The letters were drafted just in case there was irreconcilable disagreement on the specific matter of the Opposition's unified position regarding the Caribbean Court of Justice. Yet, they were used in a completely unrelated matter. In any event, pre-signed, undated documents and, especially serious and far-reaching letters such as resignation letters, should never be produced on-demand by anyone except the person(s) resigning.
Not a new practice
I was intrigued when veteran JLP stalwart, Mr Pearnel Charles, said that pre-signed and undated letters were not new. He said he signed one way back when and it was seen as a 'gentleman's agreement'. With all due respect to Mr Charles, it is bad enough that such letters exist, but there is absolutely nothing gentlemanly about using them in an unrelated matter, out of animosity and without the consent of the signatories. Doing so has put an indelible stain on the persona of the Leader of the Opposition and, by association, it placed the entire party in a bad light.
As many of us expected, the Supreme Court ruled against the letters labelling them unconstitutional and unlawful. Mr Holness offered an apology of sorts for his actions but then, as if not understanding his indiscretion and wanting to portray an interest in testing the legal and constitutional waters, he appealed the ruling submitting that Williams and Tufton resigned and vacated their Senate seats and that the Constitution gives him the power to appoint and remove Senators.
Naturally, he lost the appeal. What immediately followed was extremely concerning for me. Some party faithful held the line and gave what amounted to crafty speeches (cunning lingos) to the media when they were interviewed. Some were reticent in their responses. Others, in spite of the court ruling, obviously saw no wrong in Mr Holness' actions and one angrily reacted to questions that the people of Jamaica would certainly like to have answered. He called the queries damn foolishness.
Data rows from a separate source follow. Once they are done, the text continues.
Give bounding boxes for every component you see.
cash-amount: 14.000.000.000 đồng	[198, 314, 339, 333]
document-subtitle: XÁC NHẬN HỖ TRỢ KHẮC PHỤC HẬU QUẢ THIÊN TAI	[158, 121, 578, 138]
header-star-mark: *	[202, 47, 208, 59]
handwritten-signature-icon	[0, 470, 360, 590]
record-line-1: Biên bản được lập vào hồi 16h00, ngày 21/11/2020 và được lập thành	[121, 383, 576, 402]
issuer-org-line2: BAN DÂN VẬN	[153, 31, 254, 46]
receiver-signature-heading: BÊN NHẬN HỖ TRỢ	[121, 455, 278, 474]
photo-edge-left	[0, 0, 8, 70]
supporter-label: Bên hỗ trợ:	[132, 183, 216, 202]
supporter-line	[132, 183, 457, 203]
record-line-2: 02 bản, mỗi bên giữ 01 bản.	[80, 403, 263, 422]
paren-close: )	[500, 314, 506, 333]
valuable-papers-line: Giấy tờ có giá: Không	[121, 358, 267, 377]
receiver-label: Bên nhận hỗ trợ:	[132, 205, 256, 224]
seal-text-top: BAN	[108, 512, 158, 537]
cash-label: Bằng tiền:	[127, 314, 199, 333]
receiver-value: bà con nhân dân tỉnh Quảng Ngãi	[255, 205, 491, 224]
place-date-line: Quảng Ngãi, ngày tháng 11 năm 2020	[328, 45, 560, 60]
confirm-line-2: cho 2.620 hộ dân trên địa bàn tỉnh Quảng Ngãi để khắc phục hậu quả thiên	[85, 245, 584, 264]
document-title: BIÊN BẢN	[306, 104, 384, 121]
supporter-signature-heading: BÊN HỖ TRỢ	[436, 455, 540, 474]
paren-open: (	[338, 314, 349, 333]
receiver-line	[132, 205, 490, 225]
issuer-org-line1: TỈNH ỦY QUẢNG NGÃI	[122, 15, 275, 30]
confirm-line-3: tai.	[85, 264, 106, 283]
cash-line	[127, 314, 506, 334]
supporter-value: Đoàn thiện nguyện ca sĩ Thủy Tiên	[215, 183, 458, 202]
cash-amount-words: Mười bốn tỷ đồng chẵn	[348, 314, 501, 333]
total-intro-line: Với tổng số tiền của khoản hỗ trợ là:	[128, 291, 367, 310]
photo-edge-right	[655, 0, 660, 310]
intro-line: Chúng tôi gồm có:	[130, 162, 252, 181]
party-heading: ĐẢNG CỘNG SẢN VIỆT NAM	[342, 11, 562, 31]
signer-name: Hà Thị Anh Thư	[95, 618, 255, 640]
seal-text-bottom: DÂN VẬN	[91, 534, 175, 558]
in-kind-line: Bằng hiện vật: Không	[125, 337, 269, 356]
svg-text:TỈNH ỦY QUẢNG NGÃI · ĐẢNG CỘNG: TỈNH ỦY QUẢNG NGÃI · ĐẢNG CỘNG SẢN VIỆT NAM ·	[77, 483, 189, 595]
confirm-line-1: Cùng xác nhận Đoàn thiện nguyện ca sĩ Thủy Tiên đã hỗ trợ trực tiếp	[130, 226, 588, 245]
I thought that I was among the few with crazy expectations that country and principles should trump party politics every single time. However, I felt a warm glow of hope for our country when, after the JLP voted to keep Mr Holness at the helm, The Gleaner quoted a party source as remarking: "The blind loyalists who supported Edward Seaga when he was losing are the same ones who are supporting Holness. ... They are still more loyal to the leader than the party and the country".
The JLP continues to squirm and sink in the self-destructive quicksand of its own creating thus severely inhibiting its ability to perform as an effective Opposition. There are very serious issues that incite only marginal verve from the Opposition. Poverty is widespread; the crime rate remains at an unacceptable level; production and foreign-exchange-earning activities still lag far behind importations; the government is mercilessly hammering companies with new and rapidly increasing taxes; frustrated and overburdened businesspeople are seeking to escape from under the crippling bureaucratic pressures stunting their growth and threatening their very survival. Most of our young (our future leaders) see very little or no future for them here.
One's personal political alignment is irrelevant when it comes to the good of our country. We do not have the strong, vibrant, credible and sensibly active Opposition needed to assure fair and proper governance. Many citizens are being shafted by the current system; it is likely to lead to serious economic problems in the future; this is not the time for cunning lingos.